Al Jaffee began writing and drawing professionally in 1940, after graduating from the High School of Music & Art in New York City. He first worked for Stan Lee at Timely (now Marvel) Comics. Before his lifetime career at Mad magazine, Jaffee worked on the Hugh Hefner–published Trump, and with fellow creators Harvey Kurtzman, Arnold Roth, and Will Elder, published and contributed to Humbug. When Humbug folded in 1958, Jaffee was asked back to MAD by editor Al Feldstein. Jaffee’s trademark feature, the Fold-In, was intended as a one-time gag for the magazine, but publisher William Gaines loved it, and it quickly became one of its most popular features. Jaffee is still producing the Fold-In for MAD, and to date has created more than four hundred. Other features for MAD Jaffee created include Hawks & Doves, and Snappy Answers to Stupid Questions, which Jaffee still contributes.
In addition to his work at MAD, Jaffee wrote and drew “Tall Tales,” a wordless comic feature that ran in the New York Herald Tribune Syndicate from 1957 to 1963. More than five dozen books of original material and reprints of his work have been published. Jaffee has contributed illustrations to Playboy, Esquire, and Wired magazines, several national advertising campaigns, and has drawn covers for Batman and Superman comic books.

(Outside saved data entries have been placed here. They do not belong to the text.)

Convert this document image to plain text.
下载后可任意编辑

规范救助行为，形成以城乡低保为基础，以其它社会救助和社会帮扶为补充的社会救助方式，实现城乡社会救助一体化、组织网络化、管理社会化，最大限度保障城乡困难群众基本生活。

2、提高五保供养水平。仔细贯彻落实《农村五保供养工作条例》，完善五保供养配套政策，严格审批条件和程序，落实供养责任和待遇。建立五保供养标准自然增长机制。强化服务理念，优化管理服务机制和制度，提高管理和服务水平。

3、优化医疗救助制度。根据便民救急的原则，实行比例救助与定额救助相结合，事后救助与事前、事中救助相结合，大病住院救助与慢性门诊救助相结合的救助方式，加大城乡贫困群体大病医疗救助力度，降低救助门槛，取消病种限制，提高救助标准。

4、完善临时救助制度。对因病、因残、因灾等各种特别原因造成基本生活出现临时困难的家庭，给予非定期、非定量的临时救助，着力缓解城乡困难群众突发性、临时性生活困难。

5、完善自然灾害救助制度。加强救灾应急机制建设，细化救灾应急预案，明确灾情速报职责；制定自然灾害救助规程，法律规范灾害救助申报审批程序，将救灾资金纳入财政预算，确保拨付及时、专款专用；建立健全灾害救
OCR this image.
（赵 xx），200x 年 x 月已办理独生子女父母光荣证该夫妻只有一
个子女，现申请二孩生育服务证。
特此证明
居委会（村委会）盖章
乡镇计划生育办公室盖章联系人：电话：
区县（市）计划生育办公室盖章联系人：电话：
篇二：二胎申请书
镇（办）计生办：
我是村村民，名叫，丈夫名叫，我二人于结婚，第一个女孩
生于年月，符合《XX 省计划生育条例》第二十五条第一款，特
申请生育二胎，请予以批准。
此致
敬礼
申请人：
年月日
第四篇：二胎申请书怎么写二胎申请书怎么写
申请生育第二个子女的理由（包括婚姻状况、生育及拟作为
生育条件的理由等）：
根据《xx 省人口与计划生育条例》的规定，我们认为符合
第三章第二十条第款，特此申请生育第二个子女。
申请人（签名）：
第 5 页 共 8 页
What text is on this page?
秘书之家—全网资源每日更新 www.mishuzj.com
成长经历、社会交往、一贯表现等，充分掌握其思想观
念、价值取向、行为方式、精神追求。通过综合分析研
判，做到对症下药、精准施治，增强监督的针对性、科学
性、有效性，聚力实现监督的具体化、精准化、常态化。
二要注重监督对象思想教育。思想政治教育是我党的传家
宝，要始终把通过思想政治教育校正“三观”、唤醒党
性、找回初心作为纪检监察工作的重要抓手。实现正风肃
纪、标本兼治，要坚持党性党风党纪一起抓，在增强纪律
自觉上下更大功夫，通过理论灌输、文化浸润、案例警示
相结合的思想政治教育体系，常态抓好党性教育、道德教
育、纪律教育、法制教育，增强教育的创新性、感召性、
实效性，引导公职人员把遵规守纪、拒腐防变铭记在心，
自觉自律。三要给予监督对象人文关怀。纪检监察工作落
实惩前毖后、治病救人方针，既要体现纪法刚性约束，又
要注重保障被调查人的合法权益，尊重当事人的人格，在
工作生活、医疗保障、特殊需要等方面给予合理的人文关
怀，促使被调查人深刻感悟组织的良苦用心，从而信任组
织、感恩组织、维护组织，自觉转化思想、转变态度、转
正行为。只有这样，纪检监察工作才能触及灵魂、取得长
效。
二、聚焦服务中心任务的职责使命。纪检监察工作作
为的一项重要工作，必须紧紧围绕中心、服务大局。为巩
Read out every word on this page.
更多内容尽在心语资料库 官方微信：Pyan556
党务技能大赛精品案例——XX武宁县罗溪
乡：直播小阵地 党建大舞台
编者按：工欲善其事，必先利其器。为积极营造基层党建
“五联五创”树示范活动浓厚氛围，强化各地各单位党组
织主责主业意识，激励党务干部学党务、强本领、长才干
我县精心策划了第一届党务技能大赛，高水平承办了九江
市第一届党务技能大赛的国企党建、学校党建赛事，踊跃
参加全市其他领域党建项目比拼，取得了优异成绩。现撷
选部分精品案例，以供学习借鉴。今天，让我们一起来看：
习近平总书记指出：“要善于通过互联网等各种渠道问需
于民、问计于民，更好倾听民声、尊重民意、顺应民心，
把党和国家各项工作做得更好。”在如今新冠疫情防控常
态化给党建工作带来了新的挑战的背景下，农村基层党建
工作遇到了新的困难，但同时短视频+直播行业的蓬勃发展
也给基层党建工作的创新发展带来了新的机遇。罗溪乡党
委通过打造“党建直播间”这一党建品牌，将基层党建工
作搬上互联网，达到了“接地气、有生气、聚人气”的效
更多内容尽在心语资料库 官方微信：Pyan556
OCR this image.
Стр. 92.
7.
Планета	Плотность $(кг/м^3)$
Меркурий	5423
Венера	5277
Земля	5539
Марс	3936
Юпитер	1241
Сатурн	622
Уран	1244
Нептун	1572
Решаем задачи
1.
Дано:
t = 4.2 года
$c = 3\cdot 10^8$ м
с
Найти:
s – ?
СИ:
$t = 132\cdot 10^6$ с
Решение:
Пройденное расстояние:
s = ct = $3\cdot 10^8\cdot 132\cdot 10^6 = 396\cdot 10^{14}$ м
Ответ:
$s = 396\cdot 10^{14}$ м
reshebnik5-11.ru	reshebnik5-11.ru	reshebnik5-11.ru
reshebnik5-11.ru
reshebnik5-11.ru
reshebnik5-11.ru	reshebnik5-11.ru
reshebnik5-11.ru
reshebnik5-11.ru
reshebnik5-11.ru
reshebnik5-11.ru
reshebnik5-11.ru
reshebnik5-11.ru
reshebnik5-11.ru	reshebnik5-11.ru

Awards include the Harvey Award for Best Cartoonist/Writer in 2001, four category Harvey Awards; the Reuben, the highest award from the National Cartoonist’s Society, as 2007’s Cartoonist of the Year; the Sergio from the Comic Art Professional Society (CAPS); and the Inkpot from San Diego Comic Con. In 2013, he was inducted into the Will Eisner Hall of Fame, and in 2014, the Society of Illustrator’s Hall of Fame.
A collection of the best of the Tall Tales cartoons was published in 2008, and in the same year, Humbug’s eleven-issue run was published in a two-volume boxed set with a cover illustration by Jaffee. 2010 saw the publication of Al Jaffee’s biography, Al Jaffee’s Mad Life; and the four-volume, boxed Mad Fold-In Collection: 1964 to 2010.